100g/4oz unsalted butter 
225g/8oz plain chocolate, broken into pieces
2tbsp golden syrup
2tbsp cocoa powder
2tbsp caster sugar
100g/4oz Maltesers®
100g/4oz mixed milk and white chocolate chips
100g/4oz mini marshmallows
225g/8oz ginger biscuits, broken into pieces
Icing sugar to dust
Line a 20 cm/8in square cake tin with baking parchment.In a small pan heat the butter, plain chocolate, golden syrup, caster sugar, cocoa powder and stir together with a wooden spoon. Once melted together leave to cool for 10 minutes.In a large bowl place the Maltesers®, milk and white chocolate chip, mini marshmallows, ginger biscuits and bind together with the melted chocolate sauce.Pour into the lined tin and leave to set in the fridge for a minimum of 2 hours.Remove from cake tin and slice into 16 snack-sized rocky road bars.Dust with icing sugar to serve.

----------


## Dreamweaver

Many thanks Nightspirit - that's my job for tomorrow. Can't wait for results  ::

----------


## neepnipper

Sounds yummy! :Grin:

----------


## starflower

Yes think we will all have to try that funny been looking for that recipe too think I'll be doing that this week, let us know how you get on dreamweaver  ::

----------


## nightspirit

How did it turnout dream weaver - usually only last an hr or 2 here once it has been made  :Smile:

----------


## Dreamweaver

Oh my goodness it was heaven - dead easy to make and soooooo easy to scoff. Def be doing that one again. I made millionaires shortbread a couple of weeks ago - turned me back and it was gone!! Mind you I could see the pounds going on round me middle with that one  ::

----------


## nightspirit

LOl .. yep - is good stuff - I have not had a good deep filled bit o millionairs shortbread in such a long time - mabn i hate diets

----------


## TudorRose

Hi Nightspirit,

Thanks for sharing your recipe. I made this for my son today, he thinks it scrummy. Very easy to do and tasty.

TudorRose  :Smile:

----------


## nightspirit

You are most welcom  :Smile:  - used to make that with me gran along with so many other things was nice to share it broght back many many happy memories  :Smile:

----------


## Dreamweaver

I've made this again today  ::  but tweaked the recipe a bit as I'm out of marshmallows and have more white choc than anything else  :: .

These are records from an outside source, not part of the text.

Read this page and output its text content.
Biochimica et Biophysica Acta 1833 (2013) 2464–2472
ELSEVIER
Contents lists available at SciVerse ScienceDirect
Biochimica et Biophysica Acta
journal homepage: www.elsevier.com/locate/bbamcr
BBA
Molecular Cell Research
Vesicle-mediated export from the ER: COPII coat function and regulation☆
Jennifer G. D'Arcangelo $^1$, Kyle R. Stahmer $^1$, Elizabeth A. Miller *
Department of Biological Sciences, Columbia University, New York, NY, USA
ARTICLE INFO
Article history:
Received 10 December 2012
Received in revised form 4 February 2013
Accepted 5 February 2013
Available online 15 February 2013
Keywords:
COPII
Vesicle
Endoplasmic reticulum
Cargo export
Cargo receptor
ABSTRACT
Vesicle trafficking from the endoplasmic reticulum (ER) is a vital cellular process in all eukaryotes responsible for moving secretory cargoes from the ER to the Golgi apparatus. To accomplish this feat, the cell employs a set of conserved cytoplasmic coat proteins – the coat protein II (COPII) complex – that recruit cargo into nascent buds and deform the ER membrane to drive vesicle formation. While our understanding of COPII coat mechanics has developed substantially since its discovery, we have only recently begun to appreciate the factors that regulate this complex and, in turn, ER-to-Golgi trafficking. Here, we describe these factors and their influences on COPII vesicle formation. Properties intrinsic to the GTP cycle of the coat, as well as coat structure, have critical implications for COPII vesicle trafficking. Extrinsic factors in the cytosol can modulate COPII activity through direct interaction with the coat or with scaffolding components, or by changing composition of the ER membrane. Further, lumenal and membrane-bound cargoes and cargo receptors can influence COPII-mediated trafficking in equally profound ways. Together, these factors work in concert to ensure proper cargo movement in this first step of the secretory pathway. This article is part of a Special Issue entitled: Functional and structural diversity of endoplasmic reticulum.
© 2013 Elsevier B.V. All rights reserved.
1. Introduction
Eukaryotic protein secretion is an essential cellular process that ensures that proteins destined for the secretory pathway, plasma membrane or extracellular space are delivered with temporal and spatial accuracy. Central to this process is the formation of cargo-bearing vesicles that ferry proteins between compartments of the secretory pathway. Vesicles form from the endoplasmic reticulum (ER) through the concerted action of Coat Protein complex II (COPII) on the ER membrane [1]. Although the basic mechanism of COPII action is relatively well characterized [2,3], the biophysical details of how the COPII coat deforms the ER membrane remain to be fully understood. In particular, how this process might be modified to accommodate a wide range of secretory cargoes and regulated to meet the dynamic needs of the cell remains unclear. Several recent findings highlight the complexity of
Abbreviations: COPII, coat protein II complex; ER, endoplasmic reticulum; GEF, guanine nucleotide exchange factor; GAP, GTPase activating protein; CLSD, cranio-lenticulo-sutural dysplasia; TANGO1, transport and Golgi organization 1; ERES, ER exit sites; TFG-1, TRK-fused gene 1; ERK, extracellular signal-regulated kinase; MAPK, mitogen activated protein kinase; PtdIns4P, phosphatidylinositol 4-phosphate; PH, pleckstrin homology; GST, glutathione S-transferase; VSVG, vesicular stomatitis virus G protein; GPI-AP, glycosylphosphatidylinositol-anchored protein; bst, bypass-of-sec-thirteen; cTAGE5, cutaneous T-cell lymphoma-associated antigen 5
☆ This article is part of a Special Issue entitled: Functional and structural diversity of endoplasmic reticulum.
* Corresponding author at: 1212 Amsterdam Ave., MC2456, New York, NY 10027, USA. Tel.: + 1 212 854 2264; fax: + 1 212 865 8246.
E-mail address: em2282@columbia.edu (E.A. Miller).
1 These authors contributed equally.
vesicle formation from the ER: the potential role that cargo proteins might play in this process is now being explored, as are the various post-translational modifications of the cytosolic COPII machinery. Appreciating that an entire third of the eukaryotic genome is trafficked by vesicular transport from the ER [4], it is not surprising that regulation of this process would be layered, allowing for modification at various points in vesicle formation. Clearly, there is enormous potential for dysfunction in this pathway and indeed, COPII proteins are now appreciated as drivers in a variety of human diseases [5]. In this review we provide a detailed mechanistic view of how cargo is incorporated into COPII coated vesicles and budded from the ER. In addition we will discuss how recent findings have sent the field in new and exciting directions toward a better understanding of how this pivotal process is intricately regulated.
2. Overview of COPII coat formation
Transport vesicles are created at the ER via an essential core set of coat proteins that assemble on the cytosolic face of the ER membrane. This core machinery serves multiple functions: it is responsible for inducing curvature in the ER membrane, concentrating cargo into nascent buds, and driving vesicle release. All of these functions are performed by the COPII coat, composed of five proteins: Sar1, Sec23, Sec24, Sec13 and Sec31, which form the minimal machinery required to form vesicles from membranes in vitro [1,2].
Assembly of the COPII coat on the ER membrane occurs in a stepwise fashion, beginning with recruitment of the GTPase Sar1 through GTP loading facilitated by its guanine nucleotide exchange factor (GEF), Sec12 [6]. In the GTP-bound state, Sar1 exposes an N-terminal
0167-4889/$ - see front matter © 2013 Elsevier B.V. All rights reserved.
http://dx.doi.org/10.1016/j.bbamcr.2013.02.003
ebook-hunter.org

So.... I'll let you know!!

----------


## Allsorts

Big hit in this household too. I made your recipe and then made a milk free version for the kids......they love it too.

----------


## lynne duncan

we did it as well but raisins instead of maltesers and digestives instead ginger snaps

----------


## Dreamweaver

Oh boy, is it good!! Mind I do like the chewiness of the marshmallow but great to ring the changes. I've just got to do another half hour on me cross trainer now to get rid of it  ::

----------


## mumof2

sounds yum, think me and the kids are going to give it a bash this weekend at some point.

----------


## chocolatechip

I made this last Wednesday and it was really SCRUMMY. Will definately be making it again thanks for putting it on! And it managed to stay in the fridge until the weekend!! I told some friends that I had made some, they all asked "Where's Mine" so I will have to make more :Grin:  :Grin:

----------


## Dreamweaver

I made some more using smarties instead of maltesers. Very crunchy  ...mmmmmm  ::

----------


## nightspirit

If ya don't mind a bit of chewieness a bit of hard home made toffee is wonderfull thrown into the mix

----------


## chocolatechip

I am going to do another lot of this as it is so delicous!!!!! But I wondered if I could keep it in the freezer! Just for a few weeks I want to take it away with me to a friends house. Any help would be brilliant! The amount of time will be a minimum of 6 an half weeks!! Thanks for your help :Grin:  :Grin:

----------


## nightspirit

Depends on what you put in it - in my experience the marshmallow does not do too well but then just add other stuff..

----------